Así lo comprobé al tener que dormir juntos. En la misma cama. Como siempre. Como nunca. Ya no éramos pareja. Ya no había opción de abrazarnos. Aunque lleváramos días sin hacerlo esa opción ya no existía, a pesar de lo muchísimo que lo hubiera necesitado. Y fue ése, justo ése, el momento en que de verdad tomé consciencia de lo ocurrido. De que ya todo se había terminado entre nosotros.
Y no fui capaz de asimilarlo.
Porque yo le seguía queriendo.
Porque habíamos compartido tantas cosas juntos.
Porque no me veía capaz de vivir sin él.
Todos mis proyectos e ilusiones estaban enfocados en él, con él, para estar con él. Y ahora tenía que comenzar una nueva vida desde cero.
Y no tenía ni idea de cómo hacerlo. ¿Por dónde empezar?
Se me quedaba colgado el intento de encontrar trabajo en Barcelona, el proyecto de vida allí, el curso de la universidad, el catalán, el piso, los ahorros, el permiso de la biblioteca, mi jefa, las disputas que me había costado con ella conseguir días para viajar a Barcelona, María José, Leo, la sensación de absoluto fracaso por tener que regresar con el rabo entre las piernas a un trabajo del que me había ido sin ninguna intención de volver pero que en aquel momento era lo único que tenía.
¿Por qué? ¿Qué nos había pasado?

       Éramos tan fuertes los dos que creimos que nada dolía, que creimos que no moriría. ¿Dónde fue todo eso a parar? ¿Cuándo se empezó a estropear?

        No podía ser inocente ni inconsciente. Porque bien sabía que ya no iba a tenerle más a mi lado. Era definitivo. Su “no sé mañana” era una simple frase hecha.

         Retamos al mismo diablo a atreverse algún día a separarnos.
         ¿Dónde fue todo eso a parar? ¿Cuándo se empezó a estropear?

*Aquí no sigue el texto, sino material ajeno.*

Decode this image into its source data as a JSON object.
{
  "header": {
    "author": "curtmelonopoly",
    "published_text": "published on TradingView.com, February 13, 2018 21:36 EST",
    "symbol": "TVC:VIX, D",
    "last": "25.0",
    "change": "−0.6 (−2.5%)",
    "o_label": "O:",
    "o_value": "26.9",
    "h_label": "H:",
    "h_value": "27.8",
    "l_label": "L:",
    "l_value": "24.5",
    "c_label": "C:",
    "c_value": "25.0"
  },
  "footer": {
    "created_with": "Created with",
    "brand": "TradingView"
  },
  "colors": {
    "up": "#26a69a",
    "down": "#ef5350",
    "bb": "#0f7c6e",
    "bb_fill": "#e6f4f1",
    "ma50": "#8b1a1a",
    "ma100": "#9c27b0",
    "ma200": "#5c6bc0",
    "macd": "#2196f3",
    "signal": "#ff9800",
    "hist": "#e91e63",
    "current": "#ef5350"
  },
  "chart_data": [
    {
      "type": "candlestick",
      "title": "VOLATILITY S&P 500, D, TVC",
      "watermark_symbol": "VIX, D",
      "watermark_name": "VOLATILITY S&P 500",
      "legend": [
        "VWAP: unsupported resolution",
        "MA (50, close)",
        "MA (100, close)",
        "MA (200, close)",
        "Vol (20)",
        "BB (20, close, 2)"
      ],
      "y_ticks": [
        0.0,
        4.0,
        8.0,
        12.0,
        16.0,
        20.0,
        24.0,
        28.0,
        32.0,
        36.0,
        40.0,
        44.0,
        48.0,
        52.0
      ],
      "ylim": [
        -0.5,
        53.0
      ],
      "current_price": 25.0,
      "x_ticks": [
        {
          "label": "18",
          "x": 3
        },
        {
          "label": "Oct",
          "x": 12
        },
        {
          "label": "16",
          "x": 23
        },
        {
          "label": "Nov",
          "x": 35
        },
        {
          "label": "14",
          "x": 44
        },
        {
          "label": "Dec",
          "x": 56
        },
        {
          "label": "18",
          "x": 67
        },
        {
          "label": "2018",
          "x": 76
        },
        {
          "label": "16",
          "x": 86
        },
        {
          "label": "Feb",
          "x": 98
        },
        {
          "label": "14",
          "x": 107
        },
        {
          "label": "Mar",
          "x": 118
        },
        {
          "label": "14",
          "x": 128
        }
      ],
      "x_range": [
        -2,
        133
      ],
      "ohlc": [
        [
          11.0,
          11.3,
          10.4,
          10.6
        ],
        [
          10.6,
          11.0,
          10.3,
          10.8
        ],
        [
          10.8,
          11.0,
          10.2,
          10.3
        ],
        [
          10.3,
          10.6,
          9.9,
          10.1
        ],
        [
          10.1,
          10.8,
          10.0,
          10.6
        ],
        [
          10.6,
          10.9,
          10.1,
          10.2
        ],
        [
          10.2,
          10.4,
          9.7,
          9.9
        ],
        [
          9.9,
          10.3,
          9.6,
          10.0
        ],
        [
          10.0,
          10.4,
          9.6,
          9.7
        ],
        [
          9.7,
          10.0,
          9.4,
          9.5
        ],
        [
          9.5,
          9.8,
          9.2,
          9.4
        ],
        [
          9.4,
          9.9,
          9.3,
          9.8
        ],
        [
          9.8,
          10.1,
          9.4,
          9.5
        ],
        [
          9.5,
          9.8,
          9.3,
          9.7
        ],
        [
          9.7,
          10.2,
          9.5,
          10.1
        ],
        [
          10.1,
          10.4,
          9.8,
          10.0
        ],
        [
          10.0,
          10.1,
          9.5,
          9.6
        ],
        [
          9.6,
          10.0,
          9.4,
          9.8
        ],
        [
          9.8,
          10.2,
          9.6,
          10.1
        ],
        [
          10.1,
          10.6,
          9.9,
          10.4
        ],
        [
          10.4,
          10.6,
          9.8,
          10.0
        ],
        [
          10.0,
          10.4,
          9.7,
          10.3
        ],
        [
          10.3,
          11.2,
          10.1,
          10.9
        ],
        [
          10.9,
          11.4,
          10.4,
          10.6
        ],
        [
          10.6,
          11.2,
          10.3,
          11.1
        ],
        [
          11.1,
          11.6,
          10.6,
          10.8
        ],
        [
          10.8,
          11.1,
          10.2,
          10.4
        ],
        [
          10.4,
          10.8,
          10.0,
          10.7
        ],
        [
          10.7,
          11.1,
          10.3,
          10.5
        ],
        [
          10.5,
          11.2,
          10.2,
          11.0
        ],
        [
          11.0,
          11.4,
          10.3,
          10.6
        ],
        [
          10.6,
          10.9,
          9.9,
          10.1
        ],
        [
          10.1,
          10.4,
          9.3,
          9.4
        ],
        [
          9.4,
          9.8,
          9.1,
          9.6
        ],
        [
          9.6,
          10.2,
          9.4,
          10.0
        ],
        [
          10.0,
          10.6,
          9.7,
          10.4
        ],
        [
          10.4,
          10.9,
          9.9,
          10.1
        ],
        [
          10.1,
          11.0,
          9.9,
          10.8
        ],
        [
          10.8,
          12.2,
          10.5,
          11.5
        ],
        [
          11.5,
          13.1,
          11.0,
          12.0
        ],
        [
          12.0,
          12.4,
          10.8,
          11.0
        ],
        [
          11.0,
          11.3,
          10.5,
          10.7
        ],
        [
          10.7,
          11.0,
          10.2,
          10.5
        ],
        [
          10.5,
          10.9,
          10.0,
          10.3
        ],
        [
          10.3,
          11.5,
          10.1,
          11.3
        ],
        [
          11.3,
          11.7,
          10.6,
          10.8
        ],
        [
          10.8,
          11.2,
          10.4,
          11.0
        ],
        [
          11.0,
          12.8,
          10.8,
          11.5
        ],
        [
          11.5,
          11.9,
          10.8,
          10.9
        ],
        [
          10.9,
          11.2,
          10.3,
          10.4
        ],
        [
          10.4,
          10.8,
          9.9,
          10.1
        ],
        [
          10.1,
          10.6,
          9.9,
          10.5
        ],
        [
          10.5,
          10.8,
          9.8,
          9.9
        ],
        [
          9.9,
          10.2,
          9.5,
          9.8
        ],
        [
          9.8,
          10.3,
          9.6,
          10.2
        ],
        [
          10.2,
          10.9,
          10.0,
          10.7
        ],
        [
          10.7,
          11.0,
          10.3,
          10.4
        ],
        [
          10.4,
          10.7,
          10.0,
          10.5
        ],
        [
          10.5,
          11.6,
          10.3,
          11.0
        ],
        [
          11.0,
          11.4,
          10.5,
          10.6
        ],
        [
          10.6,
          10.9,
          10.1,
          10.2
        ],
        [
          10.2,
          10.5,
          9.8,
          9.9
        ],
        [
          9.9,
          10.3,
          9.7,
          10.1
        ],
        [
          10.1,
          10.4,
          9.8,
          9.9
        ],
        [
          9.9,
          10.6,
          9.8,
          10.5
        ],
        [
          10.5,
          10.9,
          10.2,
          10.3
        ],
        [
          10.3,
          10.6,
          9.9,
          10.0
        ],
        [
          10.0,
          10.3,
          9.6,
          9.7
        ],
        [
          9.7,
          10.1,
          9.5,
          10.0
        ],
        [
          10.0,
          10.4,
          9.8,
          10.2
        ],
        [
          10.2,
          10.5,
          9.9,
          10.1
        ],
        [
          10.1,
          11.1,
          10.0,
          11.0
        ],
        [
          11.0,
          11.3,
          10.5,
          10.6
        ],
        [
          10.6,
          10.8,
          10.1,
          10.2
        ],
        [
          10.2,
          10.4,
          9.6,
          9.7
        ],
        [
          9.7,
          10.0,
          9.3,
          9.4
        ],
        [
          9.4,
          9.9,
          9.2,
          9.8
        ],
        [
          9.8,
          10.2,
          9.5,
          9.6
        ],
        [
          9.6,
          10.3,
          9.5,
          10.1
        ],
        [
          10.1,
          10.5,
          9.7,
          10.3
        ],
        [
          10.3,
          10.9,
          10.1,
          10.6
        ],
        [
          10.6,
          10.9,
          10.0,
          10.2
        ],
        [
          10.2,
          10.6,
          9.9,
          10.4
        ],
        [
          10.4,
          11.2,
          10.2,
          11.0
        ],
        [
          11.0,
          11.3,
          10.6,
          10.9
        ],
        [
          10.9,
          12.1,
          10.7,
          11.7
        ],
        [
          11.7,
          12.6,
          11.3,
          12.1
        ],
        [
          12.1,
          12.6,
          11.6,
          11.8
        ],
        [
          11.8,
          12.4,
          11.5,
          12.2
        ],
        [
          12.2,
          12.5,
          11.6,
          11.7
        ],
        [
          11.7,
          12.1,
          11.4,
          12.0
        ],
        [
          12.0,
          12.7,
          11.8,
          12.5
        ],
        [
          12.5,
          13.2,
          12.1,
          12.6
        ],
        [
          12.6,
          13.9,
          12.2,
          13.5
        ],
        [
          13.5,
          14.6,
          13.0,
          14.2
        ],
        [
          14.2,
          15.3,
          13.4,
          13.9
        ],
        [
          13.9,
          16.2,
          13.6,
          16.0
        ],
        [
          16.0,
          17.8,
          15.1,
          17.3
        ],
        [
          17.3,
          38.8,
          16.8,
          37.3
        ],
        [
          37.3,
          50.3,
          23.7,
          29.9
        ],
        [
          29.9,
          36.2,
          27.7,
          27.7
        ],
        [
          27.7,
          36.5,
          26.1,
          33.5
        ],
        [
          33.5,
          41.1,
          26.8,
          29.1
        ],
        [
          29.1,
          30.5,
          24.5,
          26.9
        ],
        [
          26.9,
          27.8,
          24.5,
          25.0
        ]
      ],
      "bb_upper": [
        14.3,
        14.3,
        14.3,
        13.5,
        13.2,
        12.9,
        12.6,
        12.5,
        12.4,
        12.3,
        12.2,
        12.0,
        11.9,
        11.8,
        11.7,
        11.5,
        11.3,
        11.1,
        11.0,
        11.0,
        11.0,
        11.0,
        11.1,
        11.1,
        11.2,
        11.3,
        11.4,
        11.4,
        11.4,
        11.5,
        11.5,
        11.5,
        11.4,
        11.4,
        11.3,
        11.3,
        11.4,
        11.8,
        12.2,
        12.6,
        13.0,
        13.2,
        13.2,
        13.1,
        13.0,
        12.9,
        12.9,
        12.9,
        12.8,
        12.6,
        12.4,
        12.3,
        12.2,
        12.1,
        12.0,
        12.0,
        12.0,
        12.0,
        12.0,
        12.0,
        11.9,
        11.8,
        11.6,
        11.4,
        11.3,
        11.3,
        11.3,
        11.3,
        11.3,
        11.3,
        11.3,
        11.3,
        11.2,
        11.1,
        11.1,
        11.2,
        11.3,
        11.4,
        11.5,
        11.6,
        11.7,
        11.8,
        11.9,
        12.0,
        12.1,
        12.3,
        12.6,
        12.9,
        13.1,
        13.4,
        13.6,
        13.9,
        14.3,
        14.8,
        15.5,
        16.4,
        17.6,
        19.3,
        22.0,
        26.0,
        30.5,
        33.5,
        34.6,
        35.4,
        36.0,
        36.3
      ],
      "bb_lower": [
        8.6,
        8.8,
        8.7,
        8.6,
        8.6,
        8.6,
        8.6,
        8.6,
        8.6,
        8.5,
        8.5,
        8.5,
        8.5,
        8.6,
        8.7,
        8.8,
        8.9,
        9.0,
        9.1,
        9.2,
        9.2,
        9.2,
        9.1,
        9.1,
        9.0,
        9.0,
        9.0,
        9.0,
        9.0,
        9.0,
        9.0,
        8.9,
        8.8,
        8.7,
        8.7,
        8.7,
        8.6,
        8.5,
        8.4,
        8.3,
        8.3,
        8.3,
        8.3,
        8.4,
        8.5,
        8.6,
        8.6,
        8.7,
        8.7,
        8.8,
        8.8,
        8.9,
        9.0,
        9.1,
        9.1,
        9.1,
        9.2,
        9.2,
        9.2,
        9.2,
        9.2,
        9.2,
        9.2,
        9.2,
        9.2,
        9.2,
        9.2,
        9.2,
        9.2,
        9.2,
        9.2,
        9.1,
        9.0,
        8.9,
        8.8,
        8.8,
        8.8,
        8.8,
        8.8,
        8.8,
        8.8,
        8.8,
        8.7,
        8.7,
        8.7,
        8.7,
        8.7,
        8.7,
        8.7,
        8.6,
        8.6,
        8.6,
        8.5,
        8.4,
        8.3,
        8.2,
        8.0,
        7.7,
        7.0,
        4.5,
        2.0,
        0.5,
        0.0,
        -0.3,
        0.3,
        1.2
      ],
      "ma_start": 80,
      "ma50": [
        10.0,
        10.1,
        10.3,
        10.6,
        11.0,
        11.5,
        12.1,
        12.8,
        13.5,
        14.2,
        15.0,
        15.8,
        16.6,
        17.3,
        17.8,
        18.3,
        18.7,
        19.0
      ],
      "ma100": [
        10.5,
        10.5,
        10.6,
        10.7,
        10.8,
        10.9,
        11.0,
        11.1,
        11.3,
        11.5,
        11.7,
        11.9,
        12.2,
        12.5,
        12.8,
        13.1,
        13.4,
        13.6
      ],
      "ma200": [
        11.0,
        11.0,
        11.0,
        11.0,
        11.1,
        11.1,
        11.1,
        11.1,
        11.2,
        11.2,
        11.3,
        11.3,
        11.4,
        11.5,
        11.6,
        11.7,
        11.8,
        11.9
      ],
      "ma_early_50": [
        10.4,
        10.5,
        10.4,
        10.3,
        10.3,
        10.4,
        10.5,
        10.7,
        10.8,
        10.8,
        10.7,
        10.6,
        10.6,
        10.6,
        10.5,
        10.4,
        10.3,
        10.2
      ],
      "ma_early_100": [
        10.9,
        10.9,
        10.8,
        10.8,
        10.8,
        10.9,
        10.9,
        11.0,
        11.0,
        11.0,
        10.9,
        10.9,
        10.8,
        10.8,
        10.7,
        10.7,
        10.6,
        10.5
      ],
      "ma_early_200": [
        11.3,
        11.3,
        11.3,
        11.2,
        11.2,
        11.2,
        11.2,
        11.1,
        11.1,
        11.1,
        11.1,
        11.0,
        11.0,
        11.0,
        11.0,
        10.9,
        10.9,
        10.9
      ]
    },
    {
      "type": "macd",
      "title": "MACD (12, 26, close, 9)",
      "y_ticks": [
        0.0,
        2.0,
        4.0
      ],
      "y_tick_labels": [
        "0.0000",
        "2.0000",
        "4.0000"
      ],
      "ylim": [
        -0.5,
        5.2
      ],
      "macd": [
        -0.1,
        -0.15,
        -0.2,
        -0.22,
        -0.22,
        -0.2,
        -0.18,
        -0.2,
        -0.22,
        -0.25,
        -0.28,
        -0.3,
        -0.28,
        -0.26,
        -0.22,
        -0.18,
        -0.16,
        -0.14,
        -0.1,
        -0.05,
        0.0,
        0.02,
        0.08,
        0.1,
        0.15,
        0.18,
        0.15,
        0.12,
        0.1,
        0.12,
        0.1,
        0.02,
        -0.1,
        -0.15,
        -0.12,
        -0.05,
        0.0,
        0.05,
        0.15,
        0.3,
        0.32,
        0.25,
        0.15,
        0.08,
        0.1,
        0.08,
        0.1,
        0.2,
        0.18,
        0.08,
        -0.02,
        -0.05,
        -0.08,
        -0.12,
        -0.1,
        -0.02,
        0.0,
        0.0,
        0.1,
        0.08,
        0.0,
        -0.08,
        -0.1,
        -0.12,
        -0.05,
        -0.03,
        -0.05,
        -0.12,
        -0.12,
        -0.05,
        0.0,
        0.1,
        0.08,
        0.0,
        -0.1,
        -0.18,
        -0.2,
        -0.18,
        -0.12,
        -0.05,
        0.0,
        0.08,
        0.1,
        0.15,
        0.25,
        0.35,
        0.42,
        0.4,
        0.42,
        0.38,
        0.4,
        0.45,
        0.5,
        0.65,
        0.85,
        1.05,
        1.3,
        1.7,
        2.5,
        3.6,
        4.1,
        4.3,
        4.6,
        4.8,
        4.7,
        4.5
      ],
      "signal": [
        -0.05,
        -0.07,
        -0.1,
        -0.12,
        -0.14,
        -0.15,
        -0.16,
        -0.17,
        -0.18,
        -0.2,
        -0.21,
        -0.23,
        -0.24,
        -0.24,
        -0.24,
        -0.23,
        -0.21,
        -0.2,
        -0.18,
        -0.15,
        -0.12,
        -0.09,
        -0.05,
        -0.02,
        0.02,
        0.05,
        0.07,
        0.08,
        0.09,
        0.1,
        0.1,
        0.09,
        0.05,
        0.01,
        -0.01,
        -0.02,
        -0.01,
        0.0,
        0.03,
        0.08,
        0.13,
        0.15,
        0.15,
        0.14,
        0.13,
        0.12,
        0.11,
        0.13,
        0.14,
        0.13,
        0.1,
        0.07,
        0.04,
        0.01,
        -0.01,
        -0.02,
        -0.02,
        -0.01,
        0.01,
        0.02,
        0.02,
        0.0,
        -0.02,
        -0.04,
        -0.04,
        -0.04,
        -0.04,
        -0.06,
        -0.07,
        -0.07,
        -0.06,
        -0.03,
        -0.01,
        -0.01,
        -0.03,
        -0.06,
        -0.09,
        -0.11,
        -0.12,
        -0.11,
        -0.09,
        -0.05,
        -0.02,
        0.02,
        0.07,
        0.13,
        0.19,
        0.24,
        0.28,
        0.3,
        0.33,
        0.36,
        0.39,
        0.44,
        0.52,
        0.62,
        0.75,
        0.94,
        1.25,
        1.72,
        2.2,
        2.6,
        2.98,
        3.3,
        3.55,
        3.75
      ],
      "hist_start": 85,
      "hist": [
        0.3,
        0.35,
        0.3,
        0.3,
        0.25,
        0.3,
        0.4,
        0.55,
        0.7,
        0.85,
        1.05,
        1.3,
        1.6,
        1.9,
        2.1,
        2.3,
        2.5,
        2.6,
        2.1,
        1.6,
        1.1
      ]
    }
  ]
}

        Desde el trío con Brian. No. La cosa venía de antes. Desde que Juanjo empezó a trabajar en Barcelona. Puede. Quizá incluso desde antes. Cuando yo saqué la plaza en Daraquiel.
       Me arrepentí con todas mis fuerzas de haber hecho aquel maldito examen. De haber aceptado aquel funcionariado sin pensarlo. Sin haber contado con él. Sin haber sopesado las consecuencias. De haber sido yo quien marcó un punto de inflexión. De haberme tenido que seguir él a mí en vez de haberme quedado yo esperando para seguirle a él.
        Pero ya era tarde.

       Creíamos que éramos tan diferentes, que nuestro amor iba a ser para siempre. Que nunca nos pasaría como a la gente, que no acabaría, que nunca te irías.
¿Dónde fue tu buena voluntad? ¿Cuándo me empezaste a engañar?

       Me pasé la noche llorando, sin pegar ojo, con la mirada fija en el cogote de Juanjo que dormía de espaldas a mí, analizando cada minuto de nuestra relación, desde aquella primera conversación en el chat hasta aquel fatídico 29 de marzo. En una obsesiva actividad mental que se prolongaría el largo mes que aún me faltaba para reincorporarme a la biblioteca.